Y. Kang et al. (“Ionic Conductivity and Electrochemical Properties of Cross-linked Solid Polymer Electrolyte Using Star-shaped Siloxane Acrylate”, Journal of Power Sources, 165, (2007), 92-96) discloses a synthesis of star-shaped siloxane acrylate by the hydrosilylation reaction of tetramethylcyclotetrasiloxane (D4H) with poly(ethylene glycol)monoallyl ether, giving hydroxy-containing siloxane monomer undergoing acryloylation in the next step.
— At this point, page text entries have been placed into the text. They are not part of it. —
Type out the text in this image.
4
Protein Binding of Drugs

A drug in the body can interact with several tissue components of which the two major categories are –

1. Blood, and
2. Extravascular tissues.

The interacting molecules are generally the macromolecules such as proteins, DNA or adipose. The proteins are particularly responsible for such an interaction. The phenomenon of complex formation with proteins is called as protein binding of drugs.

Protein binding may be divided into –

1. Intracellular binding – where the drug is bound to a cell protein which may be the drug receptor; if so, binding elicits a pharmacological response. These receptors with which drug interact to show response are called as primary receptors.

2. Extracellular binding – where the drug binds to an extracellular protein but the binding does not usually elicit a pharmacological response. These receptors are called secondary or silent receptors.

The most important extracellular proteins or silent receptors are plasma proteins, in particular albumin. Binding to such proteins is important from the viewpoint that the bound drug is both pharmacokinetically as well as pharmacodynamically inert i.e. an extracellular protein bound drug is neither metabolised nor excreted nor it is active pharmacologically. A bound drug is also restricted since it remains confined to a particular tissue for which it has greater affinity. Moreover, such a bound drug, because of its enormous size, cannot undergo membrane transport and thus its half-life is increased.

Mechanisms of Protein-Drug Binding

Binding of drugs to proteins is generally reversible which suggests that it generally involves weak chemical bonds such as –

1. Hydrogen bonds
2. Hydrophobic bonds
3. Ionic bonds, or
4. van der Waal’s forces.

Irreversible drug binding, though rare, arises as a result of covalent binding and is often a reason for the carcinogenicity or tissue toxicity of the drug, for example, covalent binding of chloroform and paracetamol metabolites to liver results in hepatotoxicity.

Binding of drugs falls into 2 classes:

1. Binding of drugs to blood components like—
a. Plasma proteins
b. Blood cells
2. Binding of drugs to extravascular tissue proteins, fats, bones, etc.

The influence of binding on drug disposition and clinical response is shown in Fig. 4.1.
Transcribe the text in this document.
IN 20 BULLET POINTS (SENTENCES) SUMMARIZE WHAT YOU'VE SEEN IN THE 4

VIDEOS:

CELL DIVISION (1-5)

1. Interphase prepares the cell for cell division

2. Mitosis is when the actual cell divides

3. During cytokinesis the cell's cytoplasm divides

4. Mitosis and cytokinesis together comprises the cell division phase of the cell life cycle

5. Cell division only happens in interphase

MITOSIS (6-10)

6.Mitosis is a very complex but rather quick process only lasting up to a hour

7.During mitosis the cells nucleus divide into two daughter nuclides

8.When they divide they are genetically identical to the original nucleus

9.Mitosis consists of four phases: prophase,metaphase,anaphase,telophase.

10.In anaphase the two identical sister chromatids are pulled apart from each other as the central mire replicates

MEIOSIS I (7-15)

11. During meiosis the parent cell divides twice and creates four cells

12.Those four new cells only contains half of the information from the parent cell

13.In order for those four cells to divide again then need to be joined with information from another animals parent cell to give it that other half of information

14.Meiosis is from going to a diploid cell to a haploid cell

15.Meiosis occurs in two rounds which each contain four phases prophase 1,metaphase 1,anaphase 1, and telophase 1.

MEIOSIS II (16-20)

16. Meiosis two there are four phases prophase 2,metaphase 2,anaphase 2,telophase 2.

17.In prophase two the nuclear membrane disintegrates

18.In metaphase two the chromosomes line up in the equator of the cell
The final product is siloxane monomer having acrylate groups at the chain ends, which is employed as a crosslinker by thermal curing with a thermal initiator (benzoyl peroxide (BPO) was used).
A synthesis method of siloxanes with various functional groups at the chain ends is disclosed in M. Cazacu et al. (“Synthesis of Functional Telechelic Polydimethylsiloxane by Ion-exchangers Catalysis”, European Polymer Journal, 35 (1999), 1629-1635) which discloses a preparation of telechelic siloxane oligomers with various functional groups, such as vinyl (—CH═CH2), aminopropyl (—(CH2)3—NH2), methacryloxymethyl (—CH2—O—OC(CH3)C═CH2), or carboxypropyl (—(CH2)3—COOH) at the polymer chain ends, using a ring-opening polymerization of octamethylcyclotetrasiloxane in disiloxanes with various described functional groups at both molecule ends (as a chain terminator of synthesized siloxane oligomers) using an ion exchanger catalyst.
WO 07/050,580 discloses a preparation method of pressure sensitive adhesive compositions having acrylate/methacrylate at the polymer chain ends using chain terminators (to control molecular weight of prepared products) in a group of silanes, silazanes, disilazanes, and disiloxanes having acrylate/methacrylate at the molecular ends.